Allerdings ist es eher unwahrscheinlich, dass seine Mannen am Sonntag von 15 Uhr an in der Fußball-Bezirksoberliga gegen den SC Weende Göttingen auflaufen können. "Der Platz ist zu tief und müsste eigentlich gewalzt werden." Angesichts der angekündigten Niederschläge werde der Pflichtspielstart wohl erneut verschoben werden müssen.
Immerhin konnte das Nietz-Team erneut Spielpraxis sammeln. Nach dem Torfestival auf dem Gebhardshagener Kunstrasen ging es zuletzt auf den Hartplatz von Germania Wolfenbüttel. Und siehe da, beim Tabellenführer der Bezirksliga 2 gab es mit dem neuen System einen klaren 5:1-Erfolg.

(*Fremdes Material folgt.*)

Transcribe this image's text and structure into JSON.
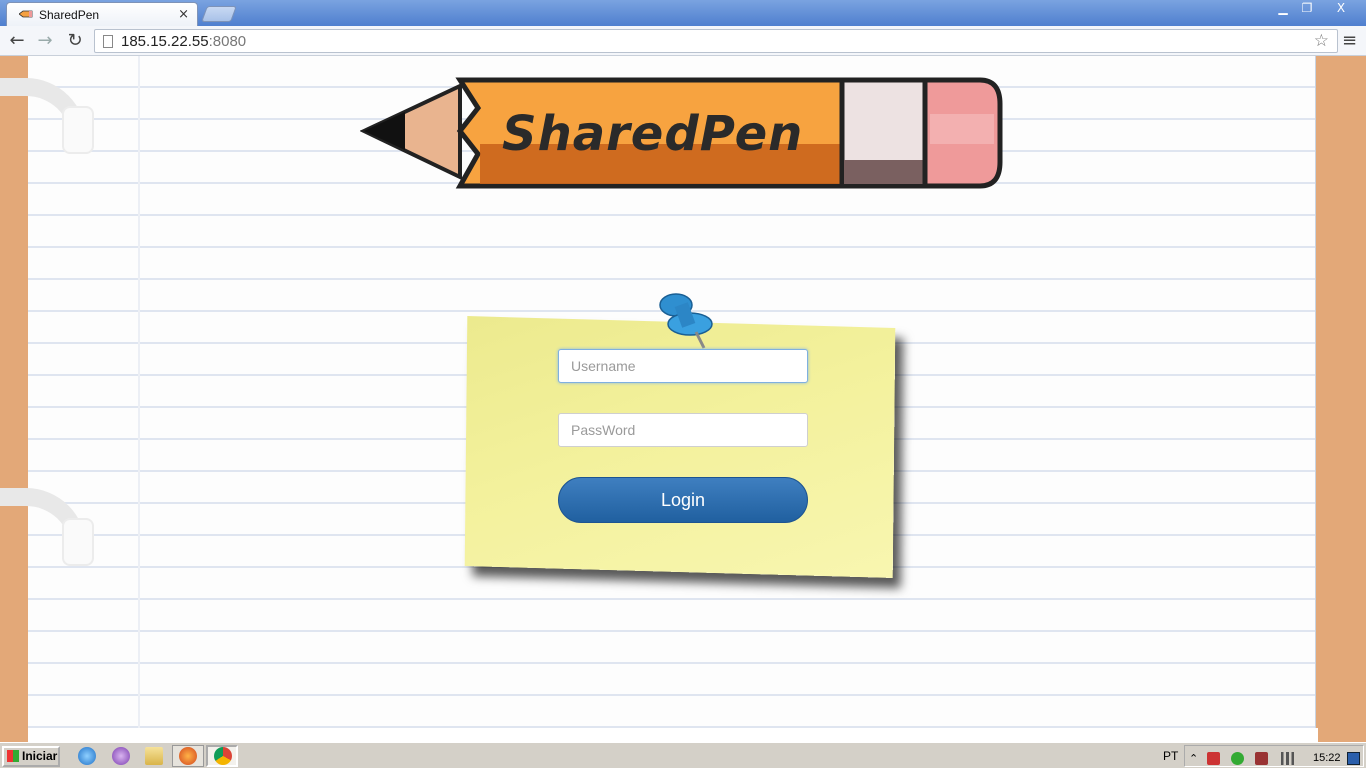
{
  "browser": {
    "tab_title": "SharedPen",
    "tab_close": "×",
    "url_host": "185.15.22.55",
    "url_port": ":8080",
    "window_controls": {
      "minimize": "▁",
      "restore": "❐",
      "close": "X"
    }
  },
  "logo": {
    "text": "SharedPen"
  },
  "login": {
    "username_placeholder": "Username",
    "password_placeholder": "PassWord",
    "button_label": "Login"
  },
  "taskbar": {
    "start_label": "Iniciar",
    "language": "PT",
    "clock": "15:22"
  },
  "icons": [
    "sharedpen-favicon-icon",
    "back-icon",
    "forward-icon",
    "reload-icon",
    "page-icon",
    "star-icon",
    "menu-icon",
    "pushpin-icon",
    "ie-icon",
    "viber-icon",
    "folder-icon",
    "firefox-icon",
    "chrome-icon"
  ],
  "colors": {
    "pencil_body": "#f7a340",
    "note": "#f3f19c",
    "login_button": "#2a6aab",
    "notebook_cover": "#e3a878"
  }
}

Bei widrigsten Bedingungen fand sich Grün-Weiß besser zurecht. "Wir haben mit zwei Spielern auf der Sechser-Position gespielt, Roman Kechter und Eugen Leibham haben die Aufgabe gut gelöst", lobte Nietz das Experiment, das er zuvor beim Training geübt hatte.
"Bei mir hat es Klick gemacht, daran werden wir weiter arbeiten", kündigte Nietz an. Nur kurz vor Schluss habe die Abwehr, bekanntlich das Sorgenkind bei Grün-Weiß, einmal schlecht auf Abseits gespielt und den eigentlich unnötigen Gegentreffer kassiert.
Zuvor hatten allerdings Tobias Schmidt (2), Ron Friedrich, Eugen Leibham und Neuzugang Ferit Ashapoglu mit ihren Treffern bewiesen, dass die Vallstedter Offensive auch unter neuen Vorzeichen weiterhin funktioniert.
Sollte am Sonntag wie befürchtet abgesagt werden müssen, würde sich Nietz um einen weiteren Testspiel-Gastgeber kümmern. Damit das neue Vallstedter System weiter perfektioniert wird.